Wer war St. Ulrich?

Von St. Nikolaus weiß jedes Kind. Zudem ist er auch im Tympanon über dem Eingangsportal als heimlicher Spender von drei Goldkugeln dargestellt, mit denen er drei armen Mädchen die Heirat ermöglichte.

St. Ulrich ist hingegen weniger bekannt und in unserer Kirche leider auch nicht zu entdecken. Daher wenigstens einige Worte zu unserem zweiten Kirchenpatron:

Er wurde im Jahr 890 als Sohn eines schwäbischen Gaugrafen geboren und in St. Gallen zum Geistlichen ausgebildet. Kurz darauf wird er Kämmerer des Bischofs von Augsburg und im Jahr 924 dessen Nachfolger.

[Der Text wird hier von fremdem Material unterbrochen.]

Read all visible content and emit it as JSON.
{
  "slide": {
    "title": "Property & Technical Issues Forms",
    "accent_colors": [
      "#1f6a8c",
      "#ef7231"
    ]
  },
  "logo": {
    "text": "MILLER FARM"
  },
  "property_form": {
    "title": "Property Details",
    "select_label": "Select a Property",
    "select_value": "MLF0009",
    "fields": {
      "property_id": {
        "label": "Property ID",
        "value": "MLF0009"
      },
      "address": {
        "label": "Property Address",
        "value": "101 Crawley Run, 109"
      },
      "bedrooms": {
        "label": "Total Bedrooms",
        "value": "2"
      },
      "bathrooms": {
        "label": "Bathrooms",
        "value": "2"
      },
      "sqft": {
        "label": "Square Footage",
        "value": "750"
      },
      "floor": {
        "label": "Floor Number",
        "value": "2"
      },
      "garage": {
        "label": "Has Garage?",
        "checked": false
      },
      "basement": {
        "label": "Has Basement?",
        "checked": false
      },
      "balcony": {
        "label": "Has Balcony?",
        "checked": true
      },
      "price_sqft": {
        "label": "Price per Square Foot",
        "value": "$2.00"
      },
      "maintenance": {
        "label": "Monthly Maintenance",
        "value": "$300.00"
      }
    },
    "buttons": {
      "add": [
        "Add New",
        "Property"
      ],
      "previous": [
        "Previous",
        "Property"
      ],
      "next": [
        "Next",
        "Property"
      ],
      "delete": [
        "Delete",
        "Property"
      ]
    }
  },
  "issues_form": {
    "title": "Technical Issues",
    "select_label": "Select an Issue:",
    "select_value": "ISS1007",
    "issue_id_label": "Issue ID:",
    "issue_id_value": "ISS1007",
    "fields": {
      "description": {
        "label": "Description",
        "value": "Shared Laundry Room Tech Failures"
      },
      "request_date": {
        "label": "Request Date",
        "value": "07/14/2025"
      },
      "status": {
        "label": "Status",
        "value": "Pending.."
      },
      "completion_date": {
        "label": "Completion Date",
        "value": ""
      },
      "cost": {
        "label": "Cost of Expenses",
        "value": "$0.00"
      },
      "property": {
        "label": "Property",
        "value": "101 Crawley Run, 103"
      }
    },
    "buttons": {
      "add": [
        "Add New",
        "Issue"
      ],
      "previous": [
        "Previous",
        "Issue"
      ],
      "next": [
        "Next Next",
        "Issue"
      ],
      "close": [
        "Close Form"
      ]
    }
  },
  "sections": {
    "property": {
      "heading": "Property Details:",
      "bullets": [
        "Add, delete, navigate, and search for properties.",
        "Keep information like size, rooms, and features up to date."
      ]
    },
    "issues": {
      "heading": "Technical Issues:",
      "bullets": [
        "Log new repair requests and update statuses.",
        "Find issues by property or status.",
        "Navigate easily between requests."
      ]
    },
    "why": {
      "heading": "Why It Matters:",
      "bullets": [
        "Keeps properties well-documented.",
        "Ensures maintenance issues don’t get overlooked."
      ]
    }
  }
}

In der Schlacht gegen die Ungarn auf dem Lechfeld im Jahre 955 soll er durch sein beherztes Auftreten und seine Gebete zum Sieg seines Freundes König Otto I. beigetragen haben.

Nach nahezu 50 Jahren segensreichen Wirkens in Augsburg starb er dort hochbetagt am 4. Juli 973, wurde in einem Vorgängerbau der heutigen Basilika. St. Ulrich und Afra begraben und schon 20 Jahre später, erstmals in einem genau festgelegten Verfahren, von Papst Johannes XV. heilig gesprochen.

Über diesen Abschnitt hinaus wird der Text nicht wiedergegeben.